Contemplación y pobreza
El peor servicio que se puede hacer a un pobre es quitarle la “beatitud” de la pobreza. Nuestra estructura social y la organización de la vida de hoy están hechas para los ricos. Aplastan al pobre con la injusta distribución de los bienes, y sobre todo, y todavía más profundamente, lo destruyen por el contagio de la concupiscencia. Los ricos viven drogados; ven las cosas fuera de foco, y ese estado de alienación en el que se mueven los hace vulnerables a cualquier tipo de propaganda. Al pobre no le queda otra posibilidad, debe vivir dentro de las mismas estructuras. Aquí, donde yo vivo, en medio de los pobres, la radio recomienda numerosos productos, anuncia curas milagrosas y enumera lugares para divertirse que no son más que bosques mágicos y laberintos inventados para que algunas personas, a fuerza moverse y cambiar, sigan dándose cuenta de que viven.

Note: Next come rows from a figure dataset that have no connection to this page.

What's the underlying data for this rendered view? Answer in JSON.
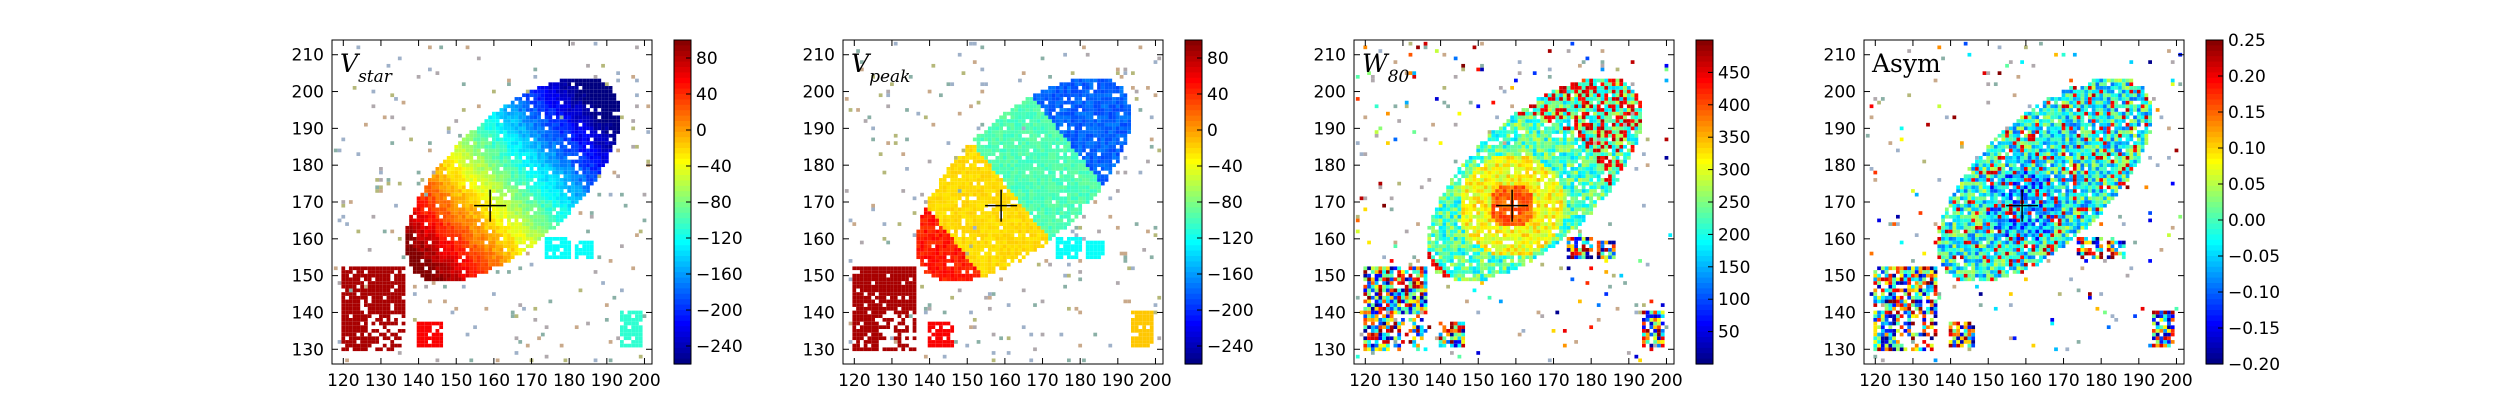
{
  "figure": {
    "panels": [
      {
        "title": "V",
        "title_sub": "star"
      },
      {
        "title": "V",
        "title_sub": "peak"
      },
      {
        "title": "W",
        "title_sub": "80"
      },
      {
        "title": "Asym",
        "title_sub": ""
      }
    ]
  },
  "chart_data": [
    {
      "type": "heatmap",
      "title": "V_star",
      "xlim": [
        117,
        202
      ],
      "ylim": [
        126,
        214
      ],
      "x_ticks": [
        "120",
        "130",
        "140",
        "150",
        "160",
        "170",
        "180",
        "190",
        "200"
      ],
      "y_ticks": [
        "130",
        "140",
        "150",
        "160",
        "170",
        "180",
        "190",
        "200",
        "210"
      ],
      "colormap": "jet",
      "colorbar": {
        "vmin": -260,
        "vmax": 100,
        "ticks": [
          "80",
          "40",
          "0",
          "−40",
          "−80",
          "−120",
          "−160",
          "−200",
          "−240"
        ]
      },
      "marker": {
        "x": 159,
        "y": 169,
        "shape": "cross"
      },
      "grid": false
    },
    {
      "type": "heatmap",
      "title": "V_peak",
      "xlim": [
        117,
        202
      ],
      "ylim": [
        126,
        214
      ],
      "x_ticks": [
        "120",
        "130",
        "140",
        "150",
        "160",
        "170",
        "180",
        "190",
        "200"
      ],
      "y_ticks": [
        "130",
        "140",
        "150",
        "160",
        "170",
        "180",
        "190",
        "200",
        "210"
      ],
      "colormap": "jet",
      "colorbar": {
        "vmin": -260,
        "vmax": 100,
        "ticks": [
          "80",
          "40",
          "0",
          "−40",
          "−80",
          "−120",
          "−160",
          "−200",
          "−240"
        ]
      },
      "marker": {
        "x": 159,
        "y": 169,
        "shape": "cross"
      },
      "grid": false
    },
    {
      "type": "heatmap",
      "title": "W_80",
      "xlim": [
        117,
        202
      ],
      "ylim": [
        126,
        214
      ],
      "x_ticks": [
        "120",
        "130",
        "140",
        "150",
        "160",
        "170",
        "180",
        "190",
        "200"
      ],
      "y_ticks": [
        "130",
        "140",
        "150",
        "160",
        "170",
        "180",
        "190",
        "200",
        "210"
      ],
      "colormap": "jet",
      "colorbar": {
        "vmin": 0,
        "vmax": 500,
        "ticks": [
          "450",
          "400",
          "350",
          "300",
          "250",
          "200",
          "150",
          "100",
          "50"
        ]
      },
      "marker": {
        "x": 159,
        "y": 169,
        "shape": "cross"
      },
      "grid": false
    },
    {
      "type": "heatmap",
      "title": "Asym",
      "xlim": [
        117,
        202
      ],
      "ylim": [
        126,
        214
      ],
      "x_ticks": [
        "120",
        "130",
        "140",
        "150",
        "160",
        "170",
        "180",
        "190",
        "200"
      ],
      "y_ticks": [
        "130",
        "140",
        "150",
        "160",
        "170",
        "180",
        "190",
        "200",
        "210"
      ],
      "colormap": "jet",
      "colorbar": {
        "vmin": -0.2,
        "vmax": 0.25,
        "ticks": [
          "0.25",
          "0.20",
          "0.15",
          "0.10",
          "0.05",
          "0.00",
          "−0.05",
          "−0.10",
          "−0.15",
          "−0.20"
        ]
      },
      "marker": {
        "x": 159,
        "y": 169,
        "shape": "cross"
      },
      "grid": false
    }
  ]
}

Mis amigos están al margen de esos lugares. No tienen plata para pagar la entrada y ni siquiera saben dónde puede estar. Pero van con el deseo; aprenden a fugarse de la realidad en la forma que Cristo consideraba más peligrosa. No sueñan como niños, porque tienen verdaderos deseos que se dirigen hacia cosas lejanas pero posibles. Por eso las bienaventuranzas tienen raíces en el espíritu y no en los objetos; dependen de la actitud que el hombre toma ante las cosas. Por ese motivo el espíritu de contemplación resulta en la práctica poco frecuente en todos los niveles. Sin embargo es insustituible. Sólo la mirada pura, conquistada por medio de la pobreza de espíritu, puede volver a colocar las cosas en su sitio.
“Todo es de ustedes”
“Todo es de ustedes”. Estamos frente a una de las relaciones más simples, más universales. Es casi instintiva. Todo lo que ves, todo lo que usas, todo lo que puedes alcanzar, es tuyo. Es tuyo porque eres hombre. Sólo el hombre puede poseer; pero para poseer debe comprender, pues de lo contrario su poseer se transforma en alienar. El hombre que así posee, toma las cosas y al dejarlas, salen de sus manos alteradas, cargadas con el sufrimiento, y los gemidos que el mismo hombre ha dejado en ellas. Si no se sabe que las cosas son bellas, son bienes, son valores, ¿es posible conservarlas? Y si no se las conserva, resguardándolas por medio de estructuras inspiradas por la justicia y el amor, ¿pueden continuar siendo bienes? “Todo es de ustedes, ustedes son de Cristo, Cristo es de Dios”: Los bienes que tengo delante de mí y que son míos, son bienes, no son sombras, ni apariencias, porque han sido pensados y creados por Aquél que es, y están ordenados y salvados de la alienación definitiva porque están en Cristo, porque “todas las cosas subsisten en Él” (Colosenses I, 17), atraídas como por un centro en torno a la que giran por obra de una ley inexorable, orientadas hacia Él por la fuerza de la resurrección.